In 1930, Congress assigned the responsibility of the boycott movement to Thakur Pyarelal Singh including the picketing of liquor stores. As a result he was sentenced one year's imprisonment by the British Government. Upon his release he continued his campaigning and in 1932 was again imprisoned for two years, losing his privileges to practice law. Released from prison in 1934, he was elected minister of Mahakoshal Provincial Congress Committee. In 1936 he was elected to the assembly for the first time. Mahatma Gandhi invited him for a discussion on new teaching methods. In 1937, Thakur Pyarelal establishing the first college in the State called as Chhattisgarh college. Thakur Pyarelal Singh was elected as president of Raipur municipal corporation in 1937, 1940 and 1944. Under his presidency, the state saw an array of advancements including the construction of many new primary schools, hospitals and roads. In 1944 Thakur Pyarelal encouraged in the establishment of Farmers Rice Cooperative Factory in Mahasamund. He also promoted organisations such as the Dhani Union, Vishwakarma Association and the Coppersmith Association. In 1945 Pyarelal established the Chhattisgarh Weavers Cooperative societies in all districts of the state to raise living standards for workers. In 1946, Thakur Pyarelal Ji established Congressional parties in all the villages of Chhattishgarh.

In 1950, Thakur Pyarelal travelled to the north-eastern parts of India with an aim to encourage education among the population, launching the publication Rashtra Bandhu with the same purpose. In 1951, Thakur Pyarelal resigned from Congress and became a member of the All India Kisan Mazdoor Party, a Gandhian organization, led by chairman Acharya Kripalani.
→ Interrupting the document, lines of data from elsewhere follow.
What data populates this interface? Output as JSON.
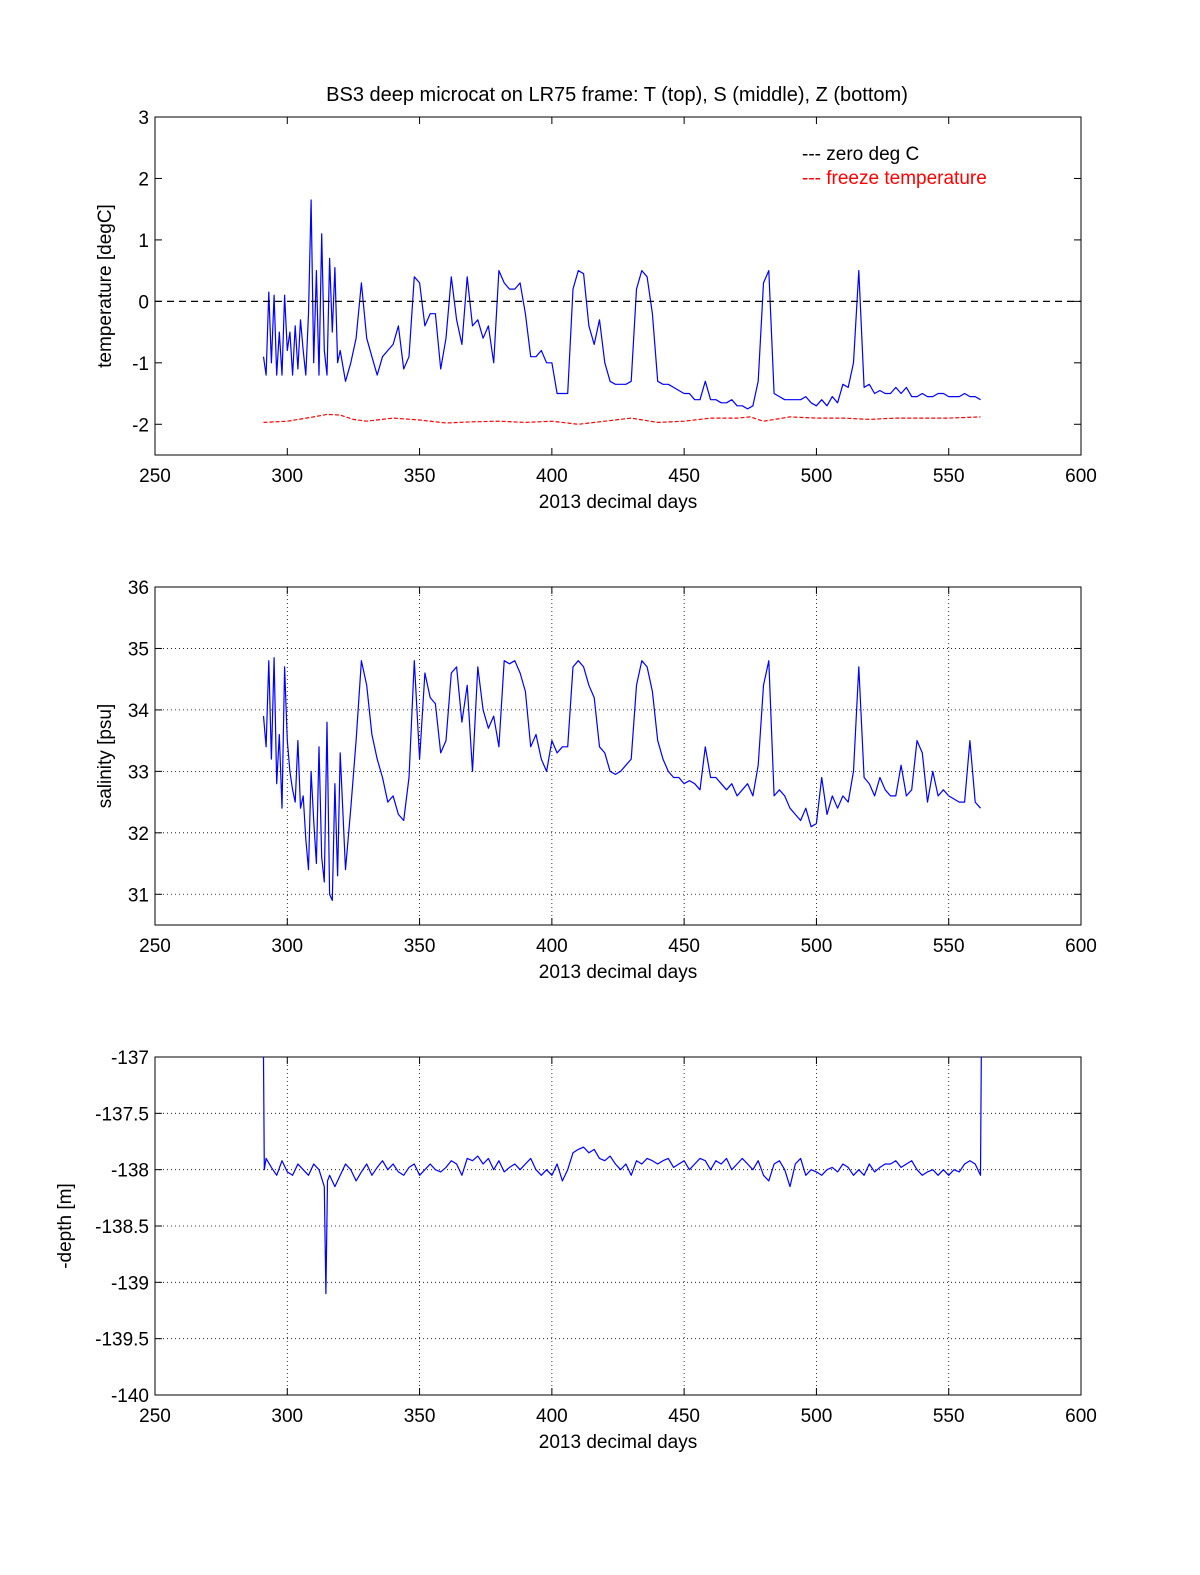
{
  "figure": {
    "title": "BS3 deep microcat on LR75 frame: T (top), S (middle), Z (bottom)"
  },
  "chart_data": [
    {
      "type": "line",
      "xlabel": "2013 decimal days",
      "ylabel": "temperature [degC]",
      "xlim": [
        250,
        600
      ],
      "ylim": [
        -2.5,
        3
      ],
      "xticks": [
        "250",
        "300",
        "350",
        "400",
        "450",
        "500",
        "550",
        "600"
      ],
      "yticks": [
        "-2",
        "-1",
        "0",
        "1",
        "2",
        "3"
      ],
      "grid": false,
      "legend_position": "top-right",
      "legend": [
        {
          "label": "--- zero deg C",
          "color": "#000000"
        },
        {
          "label": "--- freeze temperature",
          "color": "#ff0000"
        }
      ],
      "series": [
        {
          "name": "temperature",
          "color": "#0000ff",
          "style": "solid",
          "x": [
            291,
            292,
            293,
            294,
            295,
            296,
            297,
            298,
            299,
            300,
            301,
            302,
            303,
            304,
            305,
            306,
            307,
            308,
            309,
            310,
            311,
            312,
            313,
            314,
            315,
            316,
            317,
            318,
            319,
            320,
            322,
            324,
            326,
            328,
            330,
            332,
            334,
            336,
            338,
            340,
            342,
            344,
            346,
            348,
            350,
            352,
            354,
            356,
            358,
            360,
            362,
            364,
            366,
            368,
            370,
            372,
            374,
            376,
            378,
            380,
            382,
            384,
            386,
            388,
            390,
            392,
            394,
            396,
            398,
            400,
            402,
            404,
            406,
            408,
            410,
            412,
            414,
            416,
            418,
            420,
            422,
            424,
            426,
            428,
            430,
            432,
            434,
            436,
            438,
            440,
            442,
            444,
            446,
            448,
            450,
            452,
            454,
            456,
            458,
            460,
            462,
            464,
            466,
            468,
            470,
            472,
            474,
            476,
            478,
            480,
            482,
            484,
            486,
            488,
            490,
            492,
            494,
            496,
            498,
            500,
            502,
            504,
            506,
            508,
            510,
            512,
            514,
            516,
            518,
            520,
            522,
            524,
            526,
            528,
            530,
            532,
            534,
            536,
            538,
            540,
            542,
            544,
            546,
            548,
            550,
            552,
            554,
            556,
            558,
            560,
            562
          ],
          "y": [
            -0.9,
            -1.2,
            0.15,
            -1.0,
            0.1,
            -1.2,
            -0.5,
            -1.2,
            0.1,
            -0.8,
            -0.5,
            -1.2,
            -0.4,
            -1.1,
            -0.3,
            -0.8,
            -1.2,
            -0.2,
            1.65,
            -1.0,
            0.5,
            -1.2,
            1.1,
            -0.8,
            -1.2,
            0.7,
            -0.5,
            0.55,
            -1.0,
            -0.8,
            -1.3,
            -1.0,
            -0.6,
            0.3,
            -0.6,
            -0.9,
            -1.2,
            -0.9,
            -0.8,
            -0.7,
            -0.4,
            -1.1,
            -0.9,
            0.4,
            0.3,
            -0.4,
            -0.2,
            -0.2,
            -1.1,
            -0.6,
            0.4,
            -0.3,
            -0.7,
            0.4,
            -0.4,
            -0.3,
            -0.6,
            -0.4,
            -1.0,
            0.5,
            0.3,
            0.2,
            0.2,
            0.3,
            -0.2,
            -0.9,
            -0.9,
            -0.8,
            -1.0,
            -1.0,
            -1.5,
            -1.5,
            -1.5,
            0.2,
            0.5,
            0.45,
            -0.4,
            -0.7,
            -0.3,
            -1.0,
            -1.3,
            -1.35,
            -1.35,
            -1.35,
            -1.3,
            0.2,
            0.5,
            0.4,
            -0.2,
            -1.3,
            -1.35,
            -1.35,
            -1.4,
            -1.45,
            -1.5,
            -1.5,
            -1.6,
            -1.6,
            -1.3,
            -1.6,
            -1.6,
            -1.65,
            -1.65,
            -1.6,
            -1.7,
            -1.7,
            -1.75,
            -1.7,
            -1.3,
            0.3,
            0.5,
            -1.5,
            -1.55,
            -1.6,
            -1.6,
            -1.6,
            -1.6,
            -1.55,
            -1.65,
            -1.7,
            -1.6,
            -1.7,
            -1.55,
            -1.65,
            -1.35,
            -1.4,
            -1.0,
            0.5,
            -1.4,
            -1.35,
            -1.5,
            -1.45,
            -1.5,
            -1.5,
            -1.4,
            -1.5,
            -1.4,
            -1.55,
            -1.55,
            -1.5,
            -1.55,
            -1.55,
            -1.5,
            -1.5,
            -1.55,
            -1.55,
            -1.55,
            -1.5,
            -1.55,
            -1.55,
            -1.6
          ]
        },
        {
          "name": "zero deg C",
          "color": "#000000",
          "style": "dashed",
          "x": [
            250,
            600
          ],
          "y": [
            0,
            0
          ]
        },
        {
          "name": "freeze temperature",
          "color": "#ff0000",
          "style": "dashed",
          "x": [
            291,
            300,
            310,
            315,
            320,
            325,
            330,
            340,
            350,
            360,
            370,
            380,
            390,
            400,
            410,
            420,
            430,
            440,
            450,
            460,
            470,
            475,
            480,
            490,
            500,
            510,
            520,
            530,
            540,
            550,
            562
          ],
          "y": [
            -1.97,
            -1.95,
            -1.88,
            -1.84,
            -1.85,
            -1.92,
            -1.95,
            -1.9,
            -1.93,
            -1.98,
            -1.96,
            -1.95,
            -1.97,
            -1.95,
            -2.0,
            -1.95,
            -1.9,
            -1.97,
            -1.95,
            -1.9,
            -1.9,
            -1.88,
            -1.95,
            -1.88,
            -1.9,
            -1.9,
            -1.92,
            -1.9,
            -1.9,
            -1.9,
            -1.88
          ]
        }
      ]
    },
    {
      "type": "line",
      "xlabel": "2013 decimal days",
      "ylabel": "salinity [psu]",
      "xlim": [
        250,
        600
      ],
      "ylim": [
        30.5,
        36
      ],
      "xticks": [
        "250",
        "300",
        "350",
        "400",
        "450",
        "500",
        "550",
        "600"
      ],
      "yticks": [
        "31",
        "32",
        "33",
        "34",
        "35",
        "36"
      ],
      "grid": true,
      "series": [
        {
          "name": "salinity",
          "color": "#0000ff",
          "style": "solid",
          "x": [
            291,
            292,
            293,
            294,
            295,
            296,
            297,
            298,
            299,
            300,
            301,
            302,
            303,
            304,
            305,
            306,
            307,
            308,
            309,
            310,
            311,
            312,
            313,
            314,
            315,
            316,
            317,
            318,
            319,
            320,
            322,
            324,
            326,
            328,
            330,
            332,
            334,
            336,
            338,
            340,
            342,
            344,
            346,
            348,
            350,
            352,
            354,
            356,
            358,
            360,
            362,
            364,
            366,
            368,
            370,
            372,
            374,
            376,
            378,
            380,
            382,
            384,
            386,
            388,
            390,
            392,
            394,
            396,
            398,
            400,
            402,
            404,
            406,
            408,
            410,
            412,
            414,
            416,
            418,
            420,
            422,
            424,
            426,
            428,
            430,
            432,
            434,
            436,
            438,
            440,
            442,
            444,
            446,
            448,
            450,
            452,
            454,
            456,
            458,
            460,
            462,
            464,
            466,
            468,
            470,
            472,
            474,
            476,
            478,
            480,
            482,
            484,
            486,
            488,
            490,
            492,
            494,
            496,
            498,
            500,
            502,
            504,
            506,
            508,
            510,
            512,
            514,
            516,
            518,
            520,
            522,
            524,
            526,
            528,
            530,
            532,
            534,
            536,
            538,
            540,
            542,
            544,
            546,
            548,
            550,
            552,
            554,
            556,
            558,
            560,
            562
          ],
          "y": [
            33.9,
            33.4,
            34.8,
            33.2,
            34.85,
            32.8,
            33.6,
            32.4,
            34.7,
            33.5,
            33.0,
            32.7,
            32.5,
            33.5,
            32.4,
            32.6,
            31.9,
            31.4,
            33.0,
            32.2,
            31.5,
            33.4,
            31.6,
            31.2,
            33.8,
            31.0,
            30.9,
            32.8,
            31.3,
            33.3,
            31.4,
            32.4,
            33.5,
            34.8,
            34.4,
            33.6,
            33.2,
            32.9,
            32.5,
            32.6,
            32.3,
            32.2,
            32.9,
            34.8,
            33.2,
            34.6,
            34.2,
            34.1,
            33.3,
            33.5,
            34.6,
            34.7,
            33.8,
            34.4,
            33.0,
            34.7,
            34.0,
            33.7,
            33.9,
            33.4,
            34.8,
            34.75,
            34.8,
            34.6,
            34.3,
            33.4,
            33.6,
            33.2,
            33.0,
            33.5,
            33.3,
            33.4,
            33.4,
            34.7,
            34.8,
            34.7,
            34.4,
            34.2,
            33.4,
            33.3,
            33.0,
            32.95,
            33.0,
            33.1,
            33.2,
            34.4,
            34.8,
            34.7,
            34.3,
            33.5,
            33.2,
            33.0,
            32.9,
            32.9,
            32.8,
            32.85,
            32.8,
            32.7,
            33.4,
            32.9,
            32.9,
            32.8,
            32.7,
            32.8,
            32.6,
            32.7,
            32.8,
            32.6,
            33.1,
            34.4,
            34.8,
            32.6,
            32.7,
            32.6,
            32.4,
            32.3,
            32.2,
            32.4,
            32.1,
            32.15,
            32.9,
            32.3,
            32.6,
            32.4,
            32.6,
            32.5,
            33.0,
            34.7,
            32.9,
            32.8,
            32.6,
            32.9,
            32.7,
            32.6,
            32.6,
            33.1,
            32.6,
            32.7,
            33.5,
            33.3,
            32.5,
            33.0,
            32.6,
            32.7,
            32.6,
            32.55,
            32.5,
            32.5,
            33.5,
            32.5,
            32.4
          ]
        }
      ]
    },
    {
      "type": "line",
      "xlabel": "2013 decimal days",
      "ylabel": "-depth [m]",
      "xlim": [
        250,
        600
      ],
      "ylim": [
        -140,
        -137
      ],
      "xticks": [
        "250",
        "300",
        "350",
        "400",
        "450",
        "500",
        "550",
        "600"
      ],
      "yticks": [
        "-140",
        "-139.5",
        "-139",
        "-138.5",
        "-138",
        "-137.5",
        "-137"
      ],
      "grid": true,
      "series": [
        {
          "name": "-depth",
          "color": "#0000ff",
          "style": "solid",
          "x": [
            291,
            291.3,
            292,
            294,
            296,
            298,
            300,
            302,
            304,
            306,
            308,
            310,
            312,
            314,
            314.6,
            315.2,
            316,
            318,
            320,
            322,
            324,
            326,
            328,
            330,
            332,
            334,
            336,
            338,
            340,
            342,
            344,
            346,
            348,
            350,
            352,
            354,
            356,
            358,
            360,
            362,
            364,
            366,
            368,
            370,
            372,
            374,
            376,
            378,
            380,
            382,
            384,
            386,
            388,
            390,
            392,
            394,
            396,
            398,
            400,
            402,
            404,
            406,
            408,
            410,
            412,
            414,
            416,
            418,
            420,
            422,
            424,
            426,
            428,
            430,
            432,
            434,
            436,
            438,
            440,
            442,
            444,
            446,
            448,
            450,
            452,
            454,
            456,
            458,
            460,
            462,
            464,
            466,
            468,
            470,
            472,
            474,
            476,
            478,
            480,
            482,
            484,
            486,
            488,
            490,
            492,
            494,
            496,
            498,
            500,
            502,
            504,
            506,
            508,
            510,
            512,
            514,
            516,
            518,
            520,
            522,
            524,
            526,
            528,
            530,
            532,
            534,
            536,
            538,
            540,
            542,
            544,
            546,
            548,
            550,
            552,
            554,
            556,
            558,
            560,
            562,
            562.3
          ],
          "y": [
            -137.0,
            -138.0,
            -137.9,
            -137.98,
            -138.05,
            -137.92,
            -138.02,
            -138.05,
            -137.95,
            -138.0,
            -138.05,
            -137.95,
            -138.0,
            -138.15,
            -139.1,
            -138.1,
            -138.05,
            -138.15,
            -138.05,
            -137.95,
            -138.0,
            -138.1,
            -138.02,
            -137.95,
            -138.05,
            -137.98,
            -137.92,
            -138.0,
            -137.95,
            -138.02,
            -138.05,
            -137.98,
            -137.95,
            -138.05,
            -138.0,
            -137.95,
            -138.0,
            -138.02,
            -137.98,
            -137.92,
            -137.95,
            -138.05,
            -137.9,
            -137.92,
            -137.88,
            -137.95,
            -137.9,
            -138.0,
            -137.92,
            -138.02,
            -137.98,
            -137.95,
            -138.0,
            -137.95,
            -137.9,
            -138.0,
            -138.05,
            -138.0,
            -138.05,
            -137.95,
            -138.1,
            -138.0,
            -137.85,
            -137.82,
            -137.8,
            -137.85,
            -137.82,
            -137.9,
            -137.92,
            -137.88,
            -137.95,
            -138.0,
            -137.95,
            -138.05,
            -137.92,
            -137.95,
            -137.9,
            -137.92,
            -137.95,
            -137.92,
            -137.9,
            -137.98,
            -137.95,
            -137.92,
            -138.0,
            -137.95,
            -137.9,
            -137.92,
            -138.0,
            -137.92,
            -137.95,
            -137.9,
            -138.0,
            -137.95,
            -137.9,
            -137.95,
            -138.0,
            -137.92,
            -138.05,
            -138.1,
            -137.95,
            -137.92,
            -138.0,
            -138.15,
            -137.95,
            -137.9,
            -138.05,
            -138.0,
            -138.02,
            -138.05,
            -138.0,
            -137.98,
            -138.02,
            -137.95,
            -137.98,
            -138.05,
            -138.0,
            -138.05,
            -137.95,
            -138.02,
            -137.98,
            -137.95,
            -137.95,
            -137.92,
            -137.98,
            -137.95,
            -137.92,
            -138.0,
            -138.05,
            -138.02,
            -138.0,
            -138.05,
            -138.0,
            -138.05,
            -138.0,
            -138.02,
            -137.95,
            -137.92,
            -137.95,
            -138.05,
            -137.0
          ]
        }
      ]
    }
  ]
}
In 1952, Pyarelal Ji was elected as Member of Legislative Assembly from Raipur. Immediately after the election, he joined the Bhoodan Movement of Acharya Vinoba Bhave. He travelled extensively on foot across the region over the next two years visiting villages to promote the Bhoodan Movement. He started 1954 with the aim to walk 2,200 miles and visit over three hundred villages in three months to spread the message of the Bhoodan Movement. Despite feeling unwell on 20 October he continued to deliver a speech before suffering a fatal heart attack later that day. On 22 October 1954, he was cremated on the banks of the River Kharun.